Они рассказали ему о сотне способов любви, показали, как могут взаимно развлекаться мужчины. Карманников привели в полицию почти одновременно, и они надеялись, что в тюрьме окажутся в одной камере.
Длинный говорил своему приятелю, белобрысому чубатому парню, который, несмотря на усы, казался моложе его:
— Скажи правду, ты дала себя поймать, потому что узнала, что взяли меня? — и прижимался к нему.

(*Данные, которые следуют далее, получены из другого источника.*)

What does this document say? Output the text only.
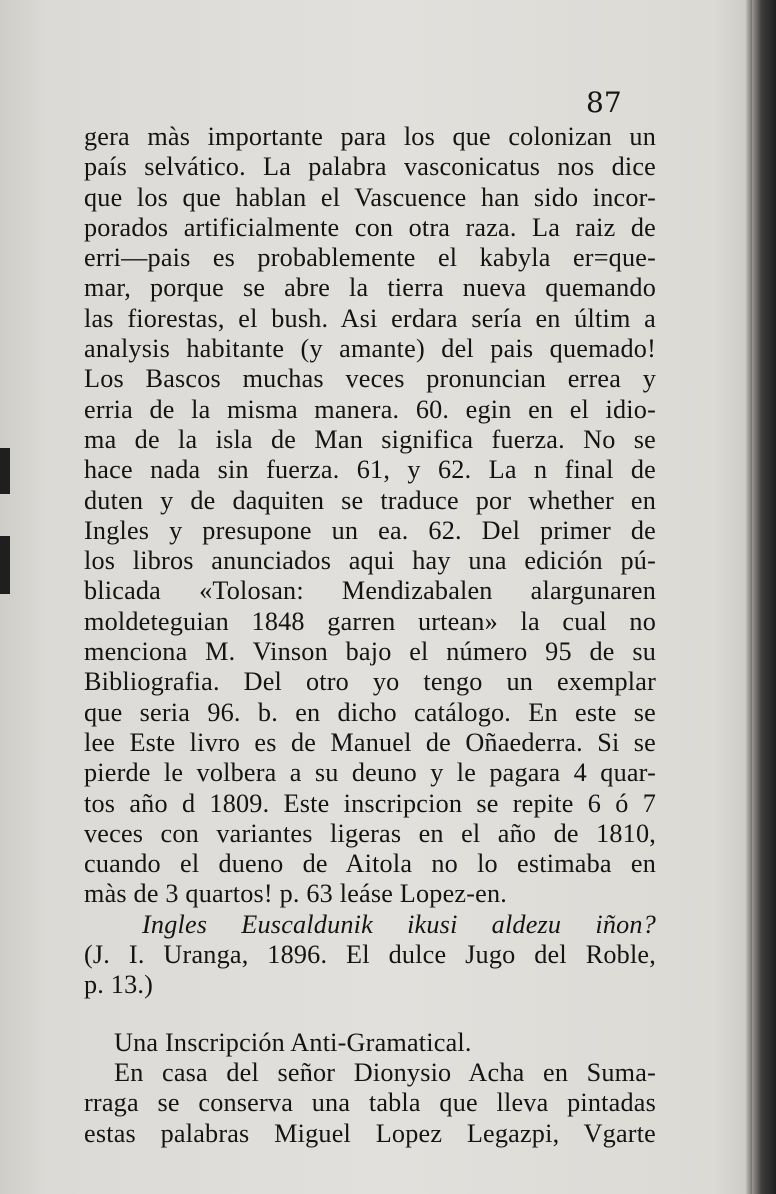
87
gera màs importante para los que colonizan un
país selvático. La palabra vasconicatus nos dice
que los que hablan el Vascuence han sido incor-
porados artificialmente con otra raza. La raiz de
erri—pais es probablemente el kabyla er=que-
mar, porque se abre la tierra nueva quemando
las fiorestas, el bush. Asi erdara sería en últim a
analysis habitante (y amante) del pais quemado!
Los Bascos muchas veces pronuncian errea y
erria de la misma manera. 60. egin en el idio-
ma de la isla de Man significa fuerza. No se
hace nada sin fuerza. 61, y 62. La n final de
duten y de daquiten se traduce por whether en
Ingles y presupone un ea. 62. Del primer de
los libros anunciados aqui hay una edición pú-
blicada «Tolosan: Mendizabalen alargunaren
moldeteguian 1848 garren urtean» la cual no
menciona M. Vinson bajo el número 95 de su
Bibliografia. Del otro yo tengo un exemplar
que seria 96. b. en dicho catálogo. En este se
lee Este livro es de Manuel de Oñaederra. Si se
pierde le volbera a su deuno y le pagara 4 quar-
tos año d 1809. Este inscripcion se repite 6 ó 7
veces con variantes ligeras en el año de 1810,
cuando el dueno de Aitola no lo estimaba en
màs de 3 quartos! p. 63 leáse Lopez-en.
Ingles Euscaldunik ikusi aldezu iñon?
(J. I. Uranga, 1896. El dulce Jugo del Roble,
p. 13.)
Una Inscripción Anti-Gramatical.
En casa del señor Dionysio Acha en Suma-
rraga se conserva una tabla que lleva pintadas
estas palabras Miguel Lopez Legazpi, Vgarte
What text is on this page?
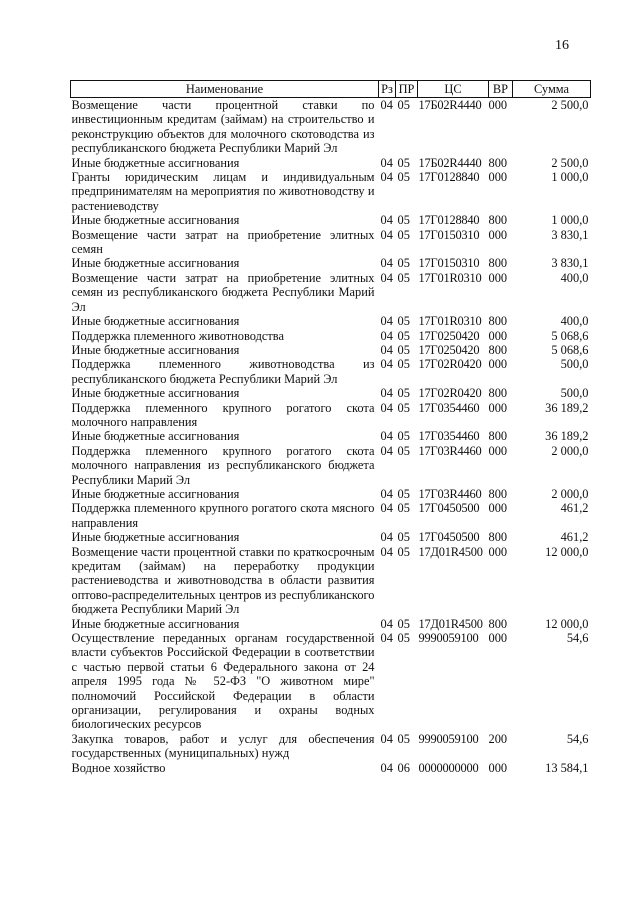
16
Наименование	Рз	ПР	ЦС	ВР	Сумма
Возмещение части процентной ставки по инвестиционным кредитам (займам) на строительство и реконструкцию объектов для молочного скотоводства из республиканского бюджета Республики Марий Эл	04	05	17Б02R4440	000	2 500,0
Иные бюджетные ассигнования	04	05	17Б02R4440	800	2 500,0
Гранты юридическим лицам и индивидуальным предпринимателям на мероприятия по животноводству и растениеводству	04	05	17Г0128840	000	1 000,0
Иные бюджетные ассигнования	04	05	17Г0128840	800	1 000,0
Возмещение части затрат на приобретение элитных семян	04	05	17Г0150310	000	3 830,1
Иные бюджетные ассигнования	04	05	17Г0150310	800	3 830,1
Возмещение части затрат на приобретение элитных семян из республиканского бюджета Республики Марий Эл	04	05	17Г01R0310	000	400,0
Иные бюджетные ассигнования	04	05	17Г01R0310	800	400,0
Поддержка племенного животноводства	04	05	17Г0250420	000	5 068,6
Иные бюджетные ассигнования	04	05	17Г0250420	800	5 068,6
Поддержка племенного животноводства из республиканского бюджета Республики Марий Эл	04	05	17Г02R0420	000	500,0
Иные бюджетные ассигнования	04	05	17Г02R0420	800	500,0
Поддержка племенного крупного рогатого скота молочного направления	04	05	17Г0354460	000	36 189,2
Иные бюджетные ассигнования	04	05	17Г0354460	800	36 189,2
Поддержка племенного крупного рогатого скота молочного направления из республиканского бюджета Республики Марий Эл	04	05	17Г03R4460	000	2 000,0
Иные бюджетные ассигнования	04	05	17Г03R4460	800	2 000,0
Поддержка племенного крупного рогатого скота мясного направления	04	05	17Г0450500	000	461,2
Иные бюджетные ассигнования	04	05	17Г0450500	800	461,2
Возмещение части процентной ставки по краткосрочным кредитам (займам) на переработку продукции растениеводства и животноводства в области развития оптово-распределительных центров из республиканского бюджета Республики Марий Эл	04	05	17Д01R4500	000	12 000,0
Иные бюджетные ассигнования	04	05	17Д01R4500	800	12 000,0
Осуществление переданных органам государственной власти субъектов Российской Федерации в соответствии с частью первой статьи 6 Федерального закона от 24 апреля 1995 года № 52-ФЗ "О животном мире" полномочий Российской Федерации в области организации, регулирования и охраны водных биологических ресурсов	04	05	9990059100	000	54,6
Закупка товаров, работ и услуг для обеспечения государственных (муниципальных) нужд	04	05	9990059100	200	54,6
Водное хозяйство	04	06	0000000000	000	13 584,1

Тут вмешался возмущенный этим зрелищем сутенер, который бахвалился тем, что ранил свою подружку, и завязалась драка. Но, когда вошел дежурный, они уже мирно играли в «морру»[15]. Вечером за ними пришли, чтобы отвести в тюрьму, и Метелло первый раз в жизни увидел людей, скованных одной цепью. На рассвете к нему поместили двух новых арестантов, с которыми он провел весь следующий день.
А девушка все пела.
— Это Микела, я ее знаю, — сказал вновь прибывший карманник, пойманный на месте преступления в омнибусе, курсирующем между Порта алла Кроче и площадью Синьории. — Бедная девчонка! Жизнь у нее — настоящая каторга, похуже нашей. Она прикована к постели, а все поет да прихорашивается. Микела — калека, она не может ходить, ножки у нее тоненькие, как у пятилетнего или шестилетнего ребенка. Она никогда не снимает черных шерстяных чулок, но если не смотреть на ее ноги, то в остальном эта девушка просто чудо! Белокурая, с громадными глазищами, с такой грудью!.. Днем Микела никого не принимает, даже за сто лир, а начинает работать только вечером. К ней всегда очередь…
Второго из вновь прибывших Метелло надолго запомнил. Санте Келлини родился, как он сам поспешил сказать, когда об этом зашла речь, как раз в день изгнания Великого герцога Тосканского[16]. Келлини, как и Метелло, был каменщик, работал на набережных Арно, арестовали же его за то, что он кинулся с кулаками на десятника и сильно избил его.
15
Играющие в «морру» выбрасывают одновременно на стол кулаки с несколькими разжатыми пальцами. В то же мгновение они должны назвать вслух сумму разжатых пальцев — своих и противника. Выигрывает угадавший эту сумму.
16
Леопольд II — последний Великий герцог Тосканский из австролотарингской династии — был изгнан из Флоренции в 1859 году.